We have a good hand and we could use these cards to play the role of a European terminal. However, there are some problems regarding transit through Russia. To avoid squandering this huge opportunity, we have to do something about our eastern neighbour. An idea was proposed by the President of Kazakhstan, Nursultan Nazarbayev, who said during a meeting with Andrzej Duda: ‘Transportation is the biggest challence. How can we travel from Poland to Kazakhstan and back? The traditional transportation corridor is through Russia. Mr President, let’s talk to Russia, together. Let’s start working on a trilateral agreement, at least one that could concern transportation’.

I believe that the problem extends beyond Poland and its economic interests. It is of a wider EU character, and as such, it should be tabled by Poland and perhaps by other Visegrad Group countries to Brussels. Russia cannot be perceived solely as a potential enemy, it must also be a partner that helps resolve important economic problems. By proposing negotiations, we are giving Russia a chance.

The “One Belt, One Road” project has rekindled the long-forgotten fascination of the ancient treaty and was the beginning of the idea of organising a “New Silk Road 2017” journey. I thought that, like in the olden days, great civilizations shared their technical achievements and knowledge, met, and their cultural influences mixed came together and wove together their cultural experiences. That is why, today) its cultural heritage might serve as the grounds for building extensive cooperation. In the global context, the old route is becoming a symbol of high trading and the cultural potential of the entire region.

It is a huge challenge that requires meticulous planning and thorough organisation. The journey (www.silkroad-2017.com), which is supported by Foreign Minister Witold Waszczykowski and various sponsors, will travel along a route from Beijing to Warsaw in a column of cars. Its main objective is to boost Poland’s national brand, to promote a friendly country, which offers a lot of opportunities and has great people, showcasing a country that has high ambitions and wishes to conquer the world.

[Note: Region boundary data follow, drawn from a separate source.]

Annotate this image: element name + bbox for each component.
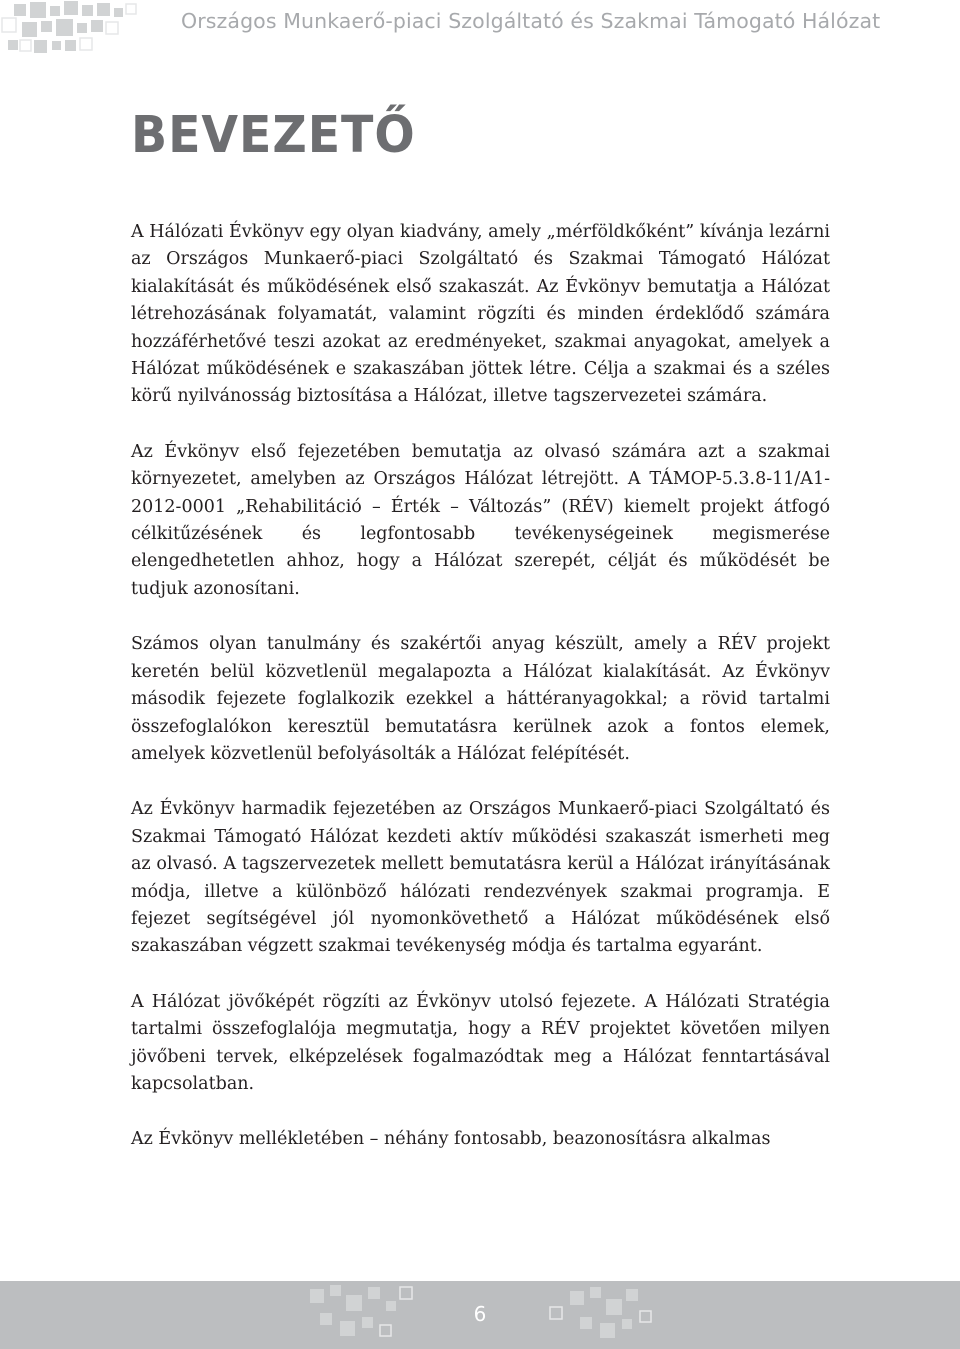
paragraph: Az Évkönyv harmadik fejezetében az Országos Munkaerő-piaci Szolgáltató és Szakmai Támogató Hálózat kezdeti aktív működési szakaszát ismerheti meg az olvasó. A tagszervezetek mellett bemutatásra kerül a Hálózat irányításának módja, illetve a különböző hálózati rendezvények szakmai programja. E fejezet segítségével jól nyomonkövethető a Hálózat működésének első szakaszában végzett szakmai tevékenység módja és tartalma egyaránt. [131,799,830,957]
paragraph: Az Évkönyv mellékletében – néhány fontosabb, beazonosításra alkalmas [131,1129,771,1150]
header-title: Országos Munkaerő-piaci Szolgáltató és Szakmai Támogató Hálózat [181,9,881,33]
paragraph: A Hálózati Évkönyv egy olyan kiadvány, amely „mérföldkőként” kívánja lezárni az Országos Munkaerő-piaci Szolgáltató és Szakmai Támogató Hálózat kialakítását és működésének első szakaszát. Az Évkönyv bemutatja a Hálózat létrehozásának folyamatát, valamint rögzíti és minden érdeklődő számára hozzáférhetővé teszi azokat az eredményeket, szakmai anyagokat, amelyek a Hálózat működésének e szakaszában jöttek létre. Célja a szakmai és a széles körű nyilvánosság biztosítása a Hálózat, illetve tagszervezetei számára. [131,222,830,407]
header-decoration [0,0,180,60]
paragraph: A Hálózat jövőképét rögzíti az Évkönyv utolsó fejezete. A Hálózati Stratégia tartalmi összefoglalója megmutatja, hogy a RÉV projektet követően milyen jövőbeni tervek, elképzelések fogalmazódtak meg a Hálózat fenntartásával kapcsolatban. [131,991,830,1094]
body-text [131,219,830,1182]
page-title: BEVEZETŐ [131,106,416,165]
page-number: 6 [473,1302,487,1326]
paragraph: Az Évkönyv első fejezetében bemutatja az olvasó számára azt a szakmai környezetet, amelyben az Országos Hálózat létrejött. A TÁMOP-5.3.8-11/A1-2012-0001 „Rehabilitáció – Érték – Változás” (RÉV) kiemelt projekt átfogó célkitűzésének és legfontosabb tevékenységeinek megismerése elengedhetetlen ahhoz, hogy a Hálózat szerepét, célját és működését be tudjuk azonosítani. [131,441,830,599]
paragraph: Számos olyan tanulmány és szakértői anyag készült, amely a RÉV projekt keretén belül közvetlenül megalapozta a Hálózat kialakítását. Az Évkönyv második fejezete foglalkozik ezekkel a háttéranyagokkal; a rövid tartalmi összefoglalókon keresztül bemutatásra kerülnek azok a fontos elemek, amelyek közvetlenül befolyásolták a Hálózat felépítését. [131,634,830,764]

This trip is intended to show how beautiful Poland is and to promote our country as a gate to Europe, in order to strengthen economic relations between Poland and China. All this in the spirit of adjustments to the future and to the new world order. Also of significance is rekindling the roots of the Polish diaspora, strengthening its identity and identification with its homeland. Moreover, the trip is also intended to spread the word about the historic Silk Road as the international heritage element and to promote its influence on culture and the development of civilisation. By doing so, strengthening efforts to protect cultural heritage and promote cultural exchange. “This is quite an important platform for international cooperation, which offers high diplomatic and media potential along the entire route,” says Marcin Jacoby of the Adam Mickiewicz Institute. “This opportunity should be exploited accordingly, so that it can become a flagship idea for the promotion of our country in 2017.”